Le Dr Anna Ouranska estime que « les patients en général acceptent mieux l'idée de mourir que les familles ou les médecins ». Dans son établissement, les patients sont adressés au spécialiste de soins palliatifs dès l'annonce du diagnostic pour une consultation douleur. Le suivi est très régulier et, le moment venu, la prise en charge palliative se fait dans la continuité avec des praticiens connus du patient et de la famille, qui ne les considèrent pas comme « les docteurs des mourants » - un atout psychologique important.

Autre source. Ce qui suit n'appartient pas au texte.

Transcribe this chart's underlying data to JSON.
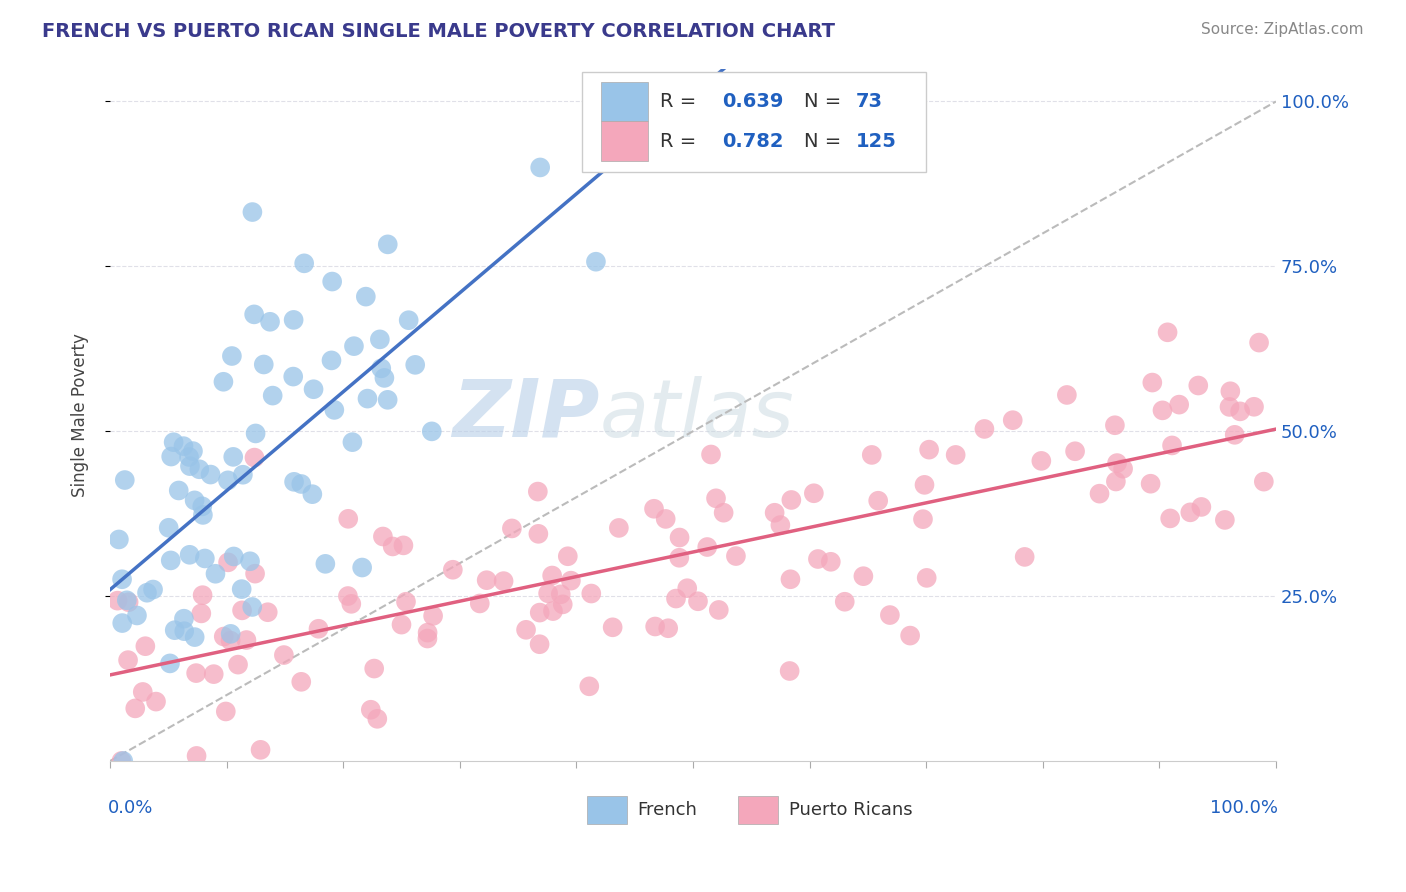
{
  "title": "FRENCH VS PUERTO RICAN SINGLE MALE POVERTY CORRELATION CHART",
  "source": "Source: ZipAtlas.com",
  "ylabel": "Single Male Poverty",
  "french_R": 0.639,
  "french_N": 73,
  "puerto_rican_R": 0.782,
  "puerto_rican_N": 125,
  "french_color": "#99c4e8",
  "puerto_rican_color": "#f4a7bb",
  "french_line_color": "#4472c4",
  "puerto_rican_line_color": "#e06080",
  "dashed_line_color": "#bbbbbb",
  "watermark_zip": "ZIP",
  "watermark_atlas": "atlas",
  "title_color": "#3a3a8c",
  "source_color": "#888888",
  "legend_R_color": "#2060c0",
  "legend_N_color": "#2060c0",
  "ytick_labels": [
    "25.0%",
    "50.0%",
    "75.0%",
    "100.0%"
  ],
  "ytick_positions": [
    0.25,
    0.5,
    0.75,
    1.0
  ],
  "background_color": "#ffffff",
  "grid_color": "#e0e0e8",
  "seed": 7
}
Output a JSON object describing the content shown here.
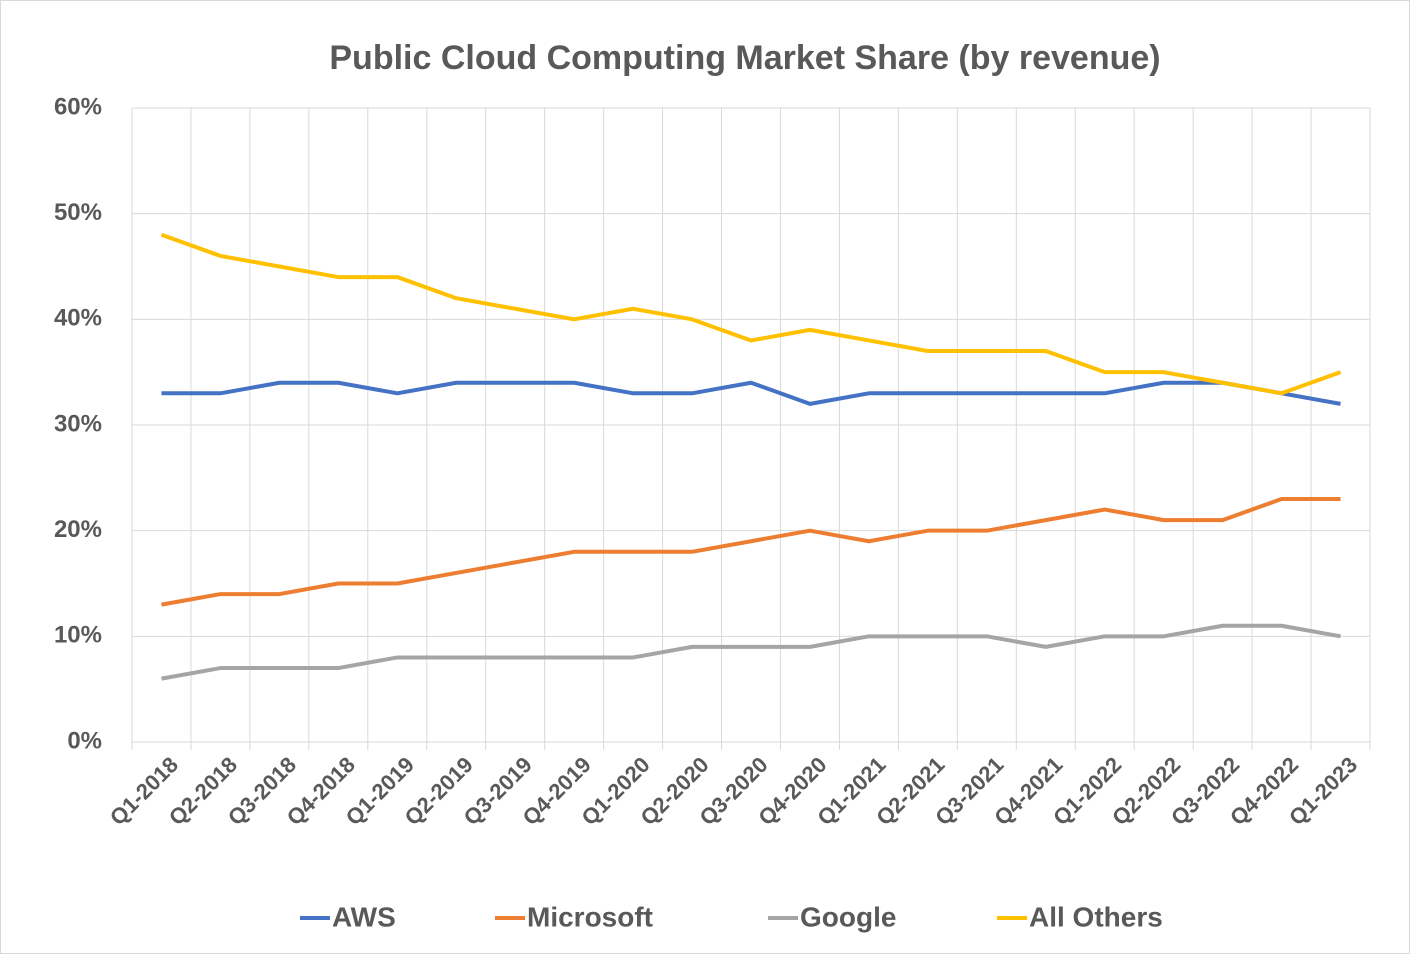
{
  "chart_data": {
    "type": "line",
    "title": "Public Cloud Computing Market Share (by revenue)",
    "categories": [
      "Q1-2018",
      "Q2-2018",
      "Q3-2018",
      "Q4-2018",
      "Q1-2019",
      "Q2-2019",
      "Q3-2019",
      "Q4-2019",
      "Q1-2020",
      "Q2-2020",
      "Q3-2020",
      "Q4-2020",
      "Q1-2021",
      "Q2-2021",
      "Q3-2021",
      "Q4-2021",
      "Q1-2022",
      "Q2-2022",
      "Q3-2022",
      "Q4-2022",
      "Q1-2023"
    ],
    "series": [
      {
        "name": "AWS",
        "color": "#4472c4",
        "values": [
          33,
          33,
          34,
          34,
          33,
          34,
          34,
          34,
          33,
          33,
          34,
          32,
          33,
          33,
          33,
          33,
          33,
          34,
          34,
          33,
          32
        ]
      },
      {
        "name": "Microsoft",
        "color": "#ed7d31",
        "values": [
          13,
          14,
          14,
          15,
          15,
          16,
          17,
          18,
          18,
          18,
          19,
          20,
          19,
          20,
          20,
          21,
          22,
          21,
          21,
          23,
          23
        ]
      },
      {
        "name": "Google",
        "color": "#a5a5a5",
        "values": [
          6,
          7,
          7,
          7,
          8,
          8,
          8,
          8,
          8,
          9,
          9,
          9,
          10,
          10,
          10,
          9,
          10,
          10,
          11,
          11,
          10
        ]
      },
      {
        "name": "All Others",
        "color": "#ffc000",
        "values": [
          48,
          46,
          45,
          44,
          44,
          42,
          41,
          40,
          41,
          40,
          38,
          39,
          38,
          37,
          37,
          37,
          35,
          35,
          34,
          33,
          35
        ]
      }
    ],
    "ylim": [
      0,
      60
    ],
    "yticks": [
      {
        "value": 0,
        "label": "0%"
      },
      {
        "value": 10,
        "label": "10%"
      },
      {
        "value": 20,
        "label": "20%"
      },
      {
        "value": 30,
        "label": "30%"
      },
      {
        "value": 40,
        "label": "40%"
      },
      {
        "value": 50,
        "label": "50%"
      },
      {
        "value": 60,
        "label": "60%"
      }
    ],
    "grid": true
  }
}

Enfin, l'une des interventions les plus remarquées a été celle de Daniela Mosoiu (Roumanie), qui s'est intéressée aux limites du modèle occidental des soins palliatifs lorsqu'il s'adresse à des personnes issues d'autres cultures. Elle a rappelé que « 80 % des gens sur Terre meurent jeunes, dans les pays en développement », loin de l'Occident et de ses représentations de la mort, de la souffrance et des rôles sociaux. Pour elle, la mort est perçue aux Etats-Unis comme un « problème biologique qui doit être résolu », tandis que la culture orthodoxe enseigne « Rappelle-toi que tu vas mourir » ou que d'autres cultures (Japon, Indiens d'Amérique) sont réticentes à en parler. De même, la notion d'autonomie, érigée en principe éthique en Occident, n'est pas pour tous une valeur essentielle car elle peut s'opposer au principe de famille ou de communauté. Daniela Mosoiu oppose également les cultures où l'on « dit » (révéler sa maladie au patient, annoncer un pronostic défavorable, ce que l'on conseille dans le modèle occidental) et celles où l'on « ne dit pas » (Espagne, Italie, Russie, Japon, Europe du Sud-Est) et où il peut même être nocif de trop en dire. La communication étant essentielle dans le soin, notamment parce qu'elle est liée au consentement, une réflexion éthique sera nécessaire sur les limites de notre « vision du monde ».
Soulager la douleur
La prévalence de la douleur chronique varie beaucoup (de 11 à 30 %) d'un coin à l'autre de l'Europe en fonction de ses acceptions. Elle est cependant toujours au centre des préoccupations et insuffisamment prise en charge.
Le site www.douleur-online.fr (Laboratoire Grünenthal) propose des formations et des outils pratiques. Notamment de petits programmes informatiques seront bientôt téléchargeables :
- une échelle en étoile (DEG) de la douleur incluant soulagement, anxiété et dépression, téléchargeable sur Palm ;
- une aide à la prescription d'antalgiques pour les enfants (Apaeg) en DCI à partir de fiches Vidal (vers mai-juin) ;
- un « convertisseur d'opioïdes » en fonction des recommandations de bonnes pratiques (septembre).